Encephalopathy due to Alcohol
Does anyone have citations/definitions approved by Medical Staff for the term “METABOLIC or TOXIC encephalopathy due to ETOH”? How does one distinguish a patient that may be simply be intoxicated with slurred speech and other impairments from what some CDI term “alcoholic encephalopathy”? Reviewing the literature on our site, I find no author that has published articles or provided education on Encephalopathy that has commented on the existence of “alcoholic encephalopathy”. Is this a valid condition?
Comments
Hi Paul,
I have always thought of alcoholic encephalopathy as a chronic encephalopathy r/t alcoholism?
Katy
Update: Interesting article by Dr. Pinson in ACP. https://acphospitalist.org/archives/2018/02/coding-alcohol-use-disorders-part-2.htm
Is Dr Pinson saying that Providers should document acute toxic encephalopathy resulting from alcohol intoxication when intoxication is accompanied by delirium?
Is he also saying both G92 toxic encephalopathy and alcohol induced delirium would be coded? ( for a patient who has an acute reversible encephalopathic process rather than a nervous system degeneration or cerebral degeneration which represent a chronic encephalopathy)
The Insurance companies would look for all reasons not to pay a claim. I would rather argue based on the concise documentation and presentation of the patient at the time of admission. Also, the coding clinic first quarter 2017 page 39 and 40 is clear concerning coding and sequencing of these diagnoses.
Regards.
so we ruled out adverse effect. I would consider alcohol poisoning but that would have to be supported with a blood alcohol level beyond safe thresholds in a patient who probably required close observation for aspiration, may or may not have been intubated or had their stomach pumped etc.

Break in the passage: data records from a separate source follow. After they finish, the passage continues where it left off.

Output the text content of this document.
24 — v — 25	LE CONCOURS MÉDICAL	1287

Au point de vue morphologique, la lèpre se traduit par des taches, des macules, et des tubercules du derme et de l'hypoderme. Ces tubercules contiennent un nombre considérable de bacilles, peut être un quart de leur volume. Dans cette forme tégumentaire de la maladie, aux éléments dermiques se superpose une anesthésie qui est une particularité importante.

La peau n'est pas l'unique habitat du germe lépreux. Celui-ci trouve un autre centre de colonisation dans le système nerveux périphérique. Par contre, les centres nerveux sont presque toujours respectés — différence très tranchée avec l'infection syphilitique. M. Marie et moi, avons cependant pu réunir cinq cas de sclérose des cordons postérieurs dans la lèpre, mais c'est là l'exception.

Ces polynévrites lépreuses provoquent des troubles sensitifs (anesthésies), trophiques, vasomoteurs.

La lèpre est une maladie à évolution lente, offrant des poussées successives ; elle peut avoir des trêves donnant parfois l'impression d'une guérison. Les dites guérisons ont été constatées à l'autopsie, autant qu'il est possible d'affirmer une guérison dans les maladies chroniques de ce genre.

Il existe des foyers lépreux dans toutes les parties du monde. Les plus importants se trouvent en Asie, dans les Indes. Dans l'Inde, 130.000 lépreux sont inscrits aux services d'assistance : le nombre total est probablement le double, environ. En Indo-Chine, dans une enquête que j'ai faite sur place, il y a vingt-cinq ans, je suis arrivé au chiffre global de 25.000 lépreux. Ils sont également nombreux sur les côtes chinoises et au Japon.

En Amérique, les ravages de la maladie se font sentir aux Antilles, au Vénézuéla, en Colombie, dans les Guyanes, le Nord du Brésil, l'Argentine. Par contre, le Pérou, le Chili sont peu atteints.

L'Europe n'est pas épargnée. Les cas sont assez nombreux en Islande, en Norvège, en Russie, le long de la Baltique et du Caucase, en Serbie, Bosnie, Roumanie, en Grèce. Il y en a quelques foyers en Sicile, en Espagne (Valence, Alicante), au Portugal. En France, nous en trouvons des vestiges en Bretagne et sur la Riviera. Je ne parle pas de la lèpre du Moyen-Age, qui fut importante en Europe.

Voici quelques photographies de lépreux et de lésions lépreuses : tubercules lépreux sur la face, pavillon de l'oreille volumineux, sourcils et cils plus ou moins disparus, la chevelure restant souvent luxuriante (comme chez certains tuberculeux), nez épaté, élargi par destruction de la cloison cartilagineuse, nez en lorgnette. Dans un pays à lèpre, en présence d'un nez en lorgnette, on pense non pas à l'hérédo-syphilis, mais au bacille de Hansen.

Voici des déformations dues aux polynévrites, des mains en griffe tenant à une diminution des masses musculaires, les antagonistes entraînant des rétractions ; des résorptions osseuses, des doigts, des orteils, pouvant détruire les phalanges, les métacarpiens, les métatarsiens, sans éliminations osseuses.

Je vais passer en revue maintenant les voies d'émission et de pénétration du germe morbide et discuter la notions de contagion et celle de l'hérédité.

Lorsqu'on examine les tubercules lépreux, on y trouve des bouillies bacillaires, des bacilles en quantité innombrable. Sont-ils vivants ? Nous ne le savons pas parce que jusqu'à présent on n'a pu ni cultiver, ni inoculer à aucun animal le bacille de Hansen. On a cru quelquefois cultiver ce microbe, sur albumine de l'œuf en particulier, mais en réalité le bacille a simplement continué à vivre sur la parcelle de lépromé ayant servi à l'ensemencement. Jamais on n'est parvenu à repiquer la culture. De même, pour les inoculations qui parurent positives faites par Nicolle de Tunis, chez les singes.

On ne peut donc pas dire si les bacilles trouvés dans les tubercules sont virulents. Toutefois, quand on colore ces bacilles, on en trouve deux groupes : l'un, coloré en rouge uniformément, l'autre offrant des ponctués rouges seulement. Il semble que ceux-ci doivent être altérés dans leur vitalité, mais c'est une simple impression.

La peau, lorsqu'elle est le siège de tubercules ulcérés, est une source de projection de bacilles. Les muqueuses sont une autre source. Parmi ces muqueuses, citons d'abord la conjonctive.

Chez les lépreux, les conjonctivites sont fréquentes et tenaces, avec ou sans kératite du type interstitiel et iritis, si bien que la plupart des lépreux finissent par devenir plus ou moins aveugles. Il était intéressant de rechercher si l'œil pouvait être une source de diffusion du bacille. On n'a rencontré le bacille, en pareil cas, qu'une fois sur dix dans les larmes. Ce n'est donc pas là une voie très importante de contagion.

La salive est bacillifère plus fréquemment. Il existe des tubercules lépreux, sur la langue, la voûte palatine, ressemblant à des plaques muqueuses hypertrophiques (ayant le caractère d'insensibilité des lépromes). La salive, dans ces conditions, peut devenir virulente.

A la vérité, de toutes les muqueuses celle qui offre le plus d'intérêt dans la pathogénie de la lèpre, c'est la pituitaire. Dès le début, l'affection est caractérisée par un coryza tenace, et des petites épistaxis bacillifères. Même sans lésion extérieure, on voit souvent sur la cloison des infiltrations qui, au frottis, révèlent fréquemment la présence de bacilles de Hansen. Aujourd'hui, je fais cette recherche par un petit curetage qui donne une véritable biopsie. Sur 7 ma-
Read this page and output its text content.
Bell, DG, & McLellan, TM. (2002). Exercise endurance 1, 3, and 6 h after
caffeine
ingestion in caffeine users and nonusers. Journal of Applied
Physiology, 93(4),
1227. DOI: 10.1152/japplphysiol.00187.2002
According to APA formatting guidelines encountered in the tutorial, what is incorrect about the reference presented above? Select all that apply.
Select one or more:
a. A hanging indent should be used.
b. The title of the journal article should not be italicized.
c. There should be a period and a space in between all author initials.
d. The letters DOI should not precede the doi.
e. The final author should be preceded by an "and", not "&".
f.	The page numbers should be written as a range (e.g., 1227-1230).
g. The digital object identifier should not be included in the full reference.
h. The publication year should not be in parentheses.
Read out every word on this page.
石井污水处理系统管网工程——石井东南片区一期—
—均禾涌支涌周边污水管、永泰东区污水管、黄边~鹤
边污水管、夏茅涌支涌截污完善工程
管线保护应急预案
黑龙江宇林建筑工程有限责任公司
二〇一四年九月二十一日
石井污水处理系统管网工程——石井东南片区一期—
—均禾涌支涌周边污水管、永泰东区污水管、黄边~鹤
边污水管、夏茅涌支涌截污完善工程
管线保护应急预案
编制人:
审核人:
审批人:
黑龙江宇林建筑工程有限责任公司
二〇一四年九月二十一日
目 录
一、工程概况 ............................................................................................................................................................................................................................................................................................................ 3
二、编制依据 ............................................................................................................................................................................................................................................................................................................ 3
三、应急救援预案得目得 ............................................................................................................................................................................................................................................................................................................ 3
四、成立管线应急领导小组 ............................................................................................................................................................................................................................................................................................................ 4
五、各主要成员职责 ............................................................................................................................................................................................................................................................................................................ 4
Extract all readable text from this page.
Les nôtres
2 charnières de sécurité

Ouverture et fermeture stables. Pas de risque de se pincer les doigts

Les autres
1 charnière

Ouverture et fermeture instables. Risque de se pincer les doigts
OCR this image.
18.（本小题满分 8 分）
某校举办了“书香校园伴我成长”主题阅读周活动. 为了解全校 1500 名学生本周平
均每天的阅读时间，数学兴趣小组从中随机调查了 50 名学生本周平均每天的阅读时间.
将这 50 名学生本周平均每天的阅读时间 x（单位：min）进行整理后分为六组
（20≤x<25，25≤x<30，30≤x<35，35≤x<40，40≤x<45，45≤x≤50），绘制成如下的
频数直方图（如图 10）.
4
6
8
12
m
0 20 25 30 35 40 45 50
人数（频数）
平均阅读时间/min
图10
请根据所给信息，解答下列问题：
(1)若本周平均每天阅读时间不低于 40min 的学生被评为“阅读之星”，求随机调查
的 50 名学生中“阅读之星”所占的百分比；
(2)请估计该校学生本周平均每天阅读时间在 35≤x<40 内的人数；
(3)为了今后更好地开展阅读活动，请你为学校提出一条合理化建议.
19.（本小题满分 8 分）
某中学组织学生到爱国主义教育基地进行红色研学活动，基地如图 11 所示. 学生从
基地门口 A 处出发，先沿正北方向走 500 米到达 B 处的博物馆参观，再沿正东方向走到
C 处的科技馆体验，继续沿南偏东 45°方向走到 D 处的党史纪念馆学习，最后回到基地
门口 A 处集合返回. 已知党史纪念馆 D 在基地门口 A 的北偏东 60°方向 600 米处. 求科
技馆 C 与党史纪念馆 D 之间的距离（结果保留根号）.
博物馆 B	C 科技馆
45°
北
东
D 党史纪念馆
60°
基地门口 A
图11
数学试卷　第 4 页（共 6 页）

You could consider metabolic encephalopathy if they had a multi-factorial presentation where by other unrelated factors such as acid base disruption and electrolyes may have been as much to blame as the alcohol, but that would need to be clearly stated. Intrestingly, if the drinking CAUSED the metabolic disruptions and you got a poor outcome in a patient, you COULD argue alcohol poisoning on that basis.
Even with non alcoholic substances i generally advised against the use of encephalopathy if the drug take was known to directly alter brain chemistry (so you are including benzos, anti psychotics, anti depressants, barbituates, basically any kind of sedative or sleeping pill as well as opoids), i always recommended drug induced delerium. I reserved toxic encephalopathy for systemic physiology disruption from secondary effects of medicines (over diureses, idiopathic responses, or accurring levels beyond the therapeutic threshold etc.). Since alcohol directly impacts brain chemistry, i would think you would be out of luck in trying to make a case for acute, non metabolic acute encephalopathy due to alcohol.
I don't believe following the advice in 1st quarter 2017 pg 39 is at all appropriate since again, the physician did not prescribe the alcohol, nor do i believe "toxic encephalopathy" is an appropriate diagnosis in a patient who took a substance known to directly effect brain chemisty as the patien'ts body is not "toxic" and they are having no secondary brain "malfunction" induced by metabolites...., they are simply demonstrating known effects of the substances they consumed as the medication impacts cognitive function and brain chemistry in very well know, documented, understood and established ways.